Entrerai nella tua stanza VR nel centro di Sydney, verrai guidato da un esperto e ti unirai a amici o famiglia per 40-50 minuti di enigmi folli attraverso epoche diverse—dall’antico Egitto al Medioevo. Aspettati risate, lavoro di squadra e foto memorabili alla fine—oltre a quella sensazione unica di essere “altrove” insieme.
“Non mi farai davvero indossare quel casco, vero?” ho chiesto ridendo a metà mentre il Gamemaster me lo porgeva. Eravamo appena arrivati alla Virtual Room Sydney, proprio in George Street, così centrale che quasi mi perdevo nel caos della città prima di entrare. L’aria aveva un leggero odore di elettronica nuova e qualcosa che sembrava colla per moquette (non sgradevole, solo... presente). La nostra guida, Sam, sorrideva e diceva che all’inizio tutti sembrano un po’ ridicoli. A dire il vero ero nervoso—non avevo mai provato la VR prima—ma Sam è stato paziente a sistemarci nelle nostre stanze private. Ha persino aggiustato il mio visore due volte quando ho borbottato qualcosa riguardo agli occhiali.
Dopo una breve introduzione (ho sicuramente perso metà delle istruzioni perché ero distratto dalla sensazione strana di avere un mondo intero intorno a me), ci siamo ritrovati a viaggiare nel tempo—un attimo sei nell’antico Egitto a cercare di capire cosa nasconde quella statua, e il secondo dopo sei nel Medioevo con la voce del tuo amico che ti chiede attraverso il visore se anche tu vedi quel gigantesco pollo. C’è un mix curioso di immersione totale e risate reali provenienti dalla cabina accanto. A un certo punto ho provato a dire “piramide” in francese senza motivo; la mia compagna di squadra Li ha quasi lasciato cadere il controller dal ridere.
Gli enigmi ci hanno fatto parlare più del solito a cena. A volte restavamo bloccati, agitandoci come uccelli confusi finché qualcuno non trovava la soluzione. È stato sorprendentemente fisico—molto movimento—e non ho mai avuto nausea o vertigini (cosa che temevo). Quando è finito, Sam ha scattato qualche foto di noi un po’ storditi ma felici (e leggermente sudati). Tutto è durato circa 45 minuti ma, stranamente, è sembrato sia più lungo che più corto allo stesso tempo.
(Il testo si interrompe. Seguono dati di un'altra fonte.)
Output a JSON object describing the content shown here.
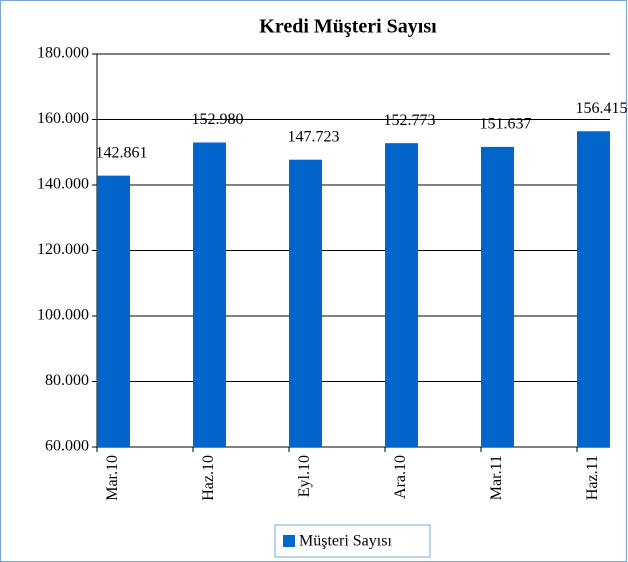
{
  "chart_data": {
    "type": "bar",
    "title": "Kredi Müşteri Sayısı",
    "categories": [
      "Mar.10",
      "Haz.10",
      "Eyl.10",
      "Ara.10",
      "Mar.11",
      "Haz.11"
    ],
    "series": [
      {
        "name": "Müşteri Sayısı",
        "color": "#0066cc",
        "values": [
          142861,
          152980,
          147723,
          152773,
          151637,
          156415
        ],
        "value_labels": [
          "142.861",
          "152.980",
          "147.723",
          "152.773",
          "151.637",
          "156.415"
        ]
      }
    ],
    "ylim": [
      60000,
      180000
    ],
    "yticks": [
      {
        "value": 60000,
        "label": "60.000"
      },
      {
        "value": 80000,
        "label": "80.000"
      },
      {
        "value": 100000,
        "label": "100.000"
      },
      {
        "value": 120000,
        "label": "120.000"
      },
      {
        "value": 140000,
        "label": "140.000"
      },
      {
        "value": 160000,
        "label": "160.000"
      },
      {
        "value": 180000,
        "label": "180.000"
      }
    ],
    "grid": true,
    "legend": "bottom"
  }
}
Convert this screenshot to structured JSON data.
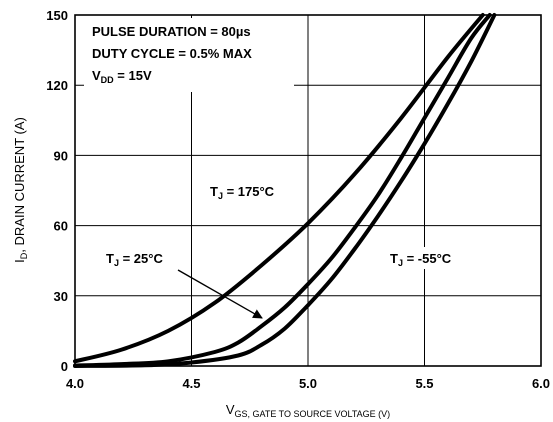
{
  "chart_data": {
    "type": "line",
    "xlabel": "GS, GATE TO SOURCE VOLTAGE (V)",
    "xlabel_prefix": "V",
    "ylabel_prefix": "I",
    "ylabel_sub": "D",
    "ylabel": ", DRAIN CURRENT (A)",
    "xlim": [
      4.0,
      6.0
    ],
    "ylim": [
      0,
      150
    ],
    "x_ticks": [
      "4.0",
      "4.5",
      "5.0",
      "5.5",
      "6.0"
    ],
    "y_ticks": [
      "0",
      "30",
      "60",
      "90",
      "120",
      "150"
    ],
    "grid": true,
    "conditions": {
      "pulse": "PULSE DURATION = 80µs",
      "duty": "DUTY CYCLE = 0.5% MAX",
      "vdd_prefix": "V",
      "vdd_sub": "DD",
      "vdd_value": " = 15V"
    },
    "series": [
      {
        "label_prefix": "T",
        "label_sub": "J",
        "label_value": " = 175°C",
        "x": [
          4.0,
          4.2,
          4.4,
          4.6,
          4.8,
          5.0,
          5.2,
          5.4,
          5.6,
          5.75
        ],
        "y": [
          2,
          7,
          15,
          27,
          43,
          61,
          82,
          106,
          132,
          150
        ]
      },
      {
        "label_prefix": "T",
        "label_sub": "J",
        "label_value": " = 25°C",
        "x": [
          4.0,
          4.2,
          4.4,
          4.6,
          4.7,
          4.8,
          4.9,
          5.0,
          5.1,
          5.2,
          5.3,
          5.4,
          5.5,
          5.6,
          5.7,
          5.78
        ],
        "y": [
          0.2,
          0.8,
          2,
          6,
          10,
          17,
          25,
          35,
          46,
          59,
          73,
          89,
          106,
          123,
          140,
          150
        ]
      },
      {
        "label_prefix": "T",
        "label_sub": "J",
        "label_value": " = -55°C",
        "x": [
          4.0,
          4.3,
          4.5,
          4.7,
          4.8,
          4.9,
          5.0,
          5.1,
          5.2,
          5.3,
          5.4,
          5.5,
          5.6,
          5.7,
          5.8
        ],
        "y": [
          0,
          0.3,
          1.5,
          4.5,
          9,
          16,
          26,
          37,
          50,
          64,
          79,
          95,
          112,
          130,
          150
        ]
      }
    ]
  }
}
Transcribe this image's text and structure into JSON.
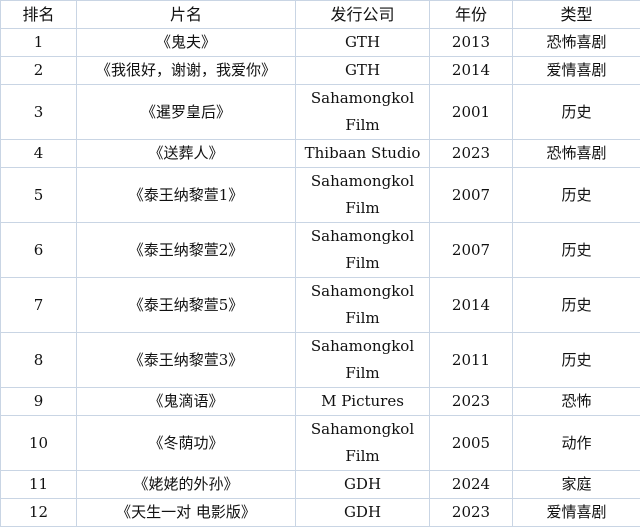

Tornare in George Street dopo essere stati “dentro” così a lungo è stato strano—come svegliarsi da un pisolino non previsto.
Rifletto ancora su quel momento in cui abbiamo risolto insieme l’ultimo enigma—non era nemmeno una questione di vincere. Era solo divertente essere un po’ pazzi con persone che conosci, in un posto sospeso tra realtà e qualunque cosa fosse quello spazio.
L’esperienza dura tra i 40 e i 50 minuti.
È in George Street, nel centro di Sydney, a circa 5 minuti a piedi dalle stazioni Wynyard, City Hall e Martin Place.
L’attività è adatta dai 8 anni in su.
No, non serve esperienza—la guida fornisce tutte le istruzioni prima di iniziare.
Secondo l’operatore, non si soffre di nausea.
Sì—è pensato per amici, famiglie (dai 8 anni), feste di compleanno, gruppi scolastici e team building.
Sì—riceverai screenshot digitali durante il gioco e foto di gruppo scattate dallo staff alla fine.
I neonati possono stare in passeggino ma non giocare; i partecipanti devono avere almeno 8 anni.
La tua sessione comprende un briefing completo da un Gamemaster locale, l’allestimento con visori HTC Vive in una stanza VR privata, 40-50 minuti di avventura multiplayer con enigmi di viaggio nel tempo su cinque epoche, più foto digitali in-game e foto di gruppo dopo la sessione—tutto nel centro di Sydney con facile accesso ai mezzi pubblici.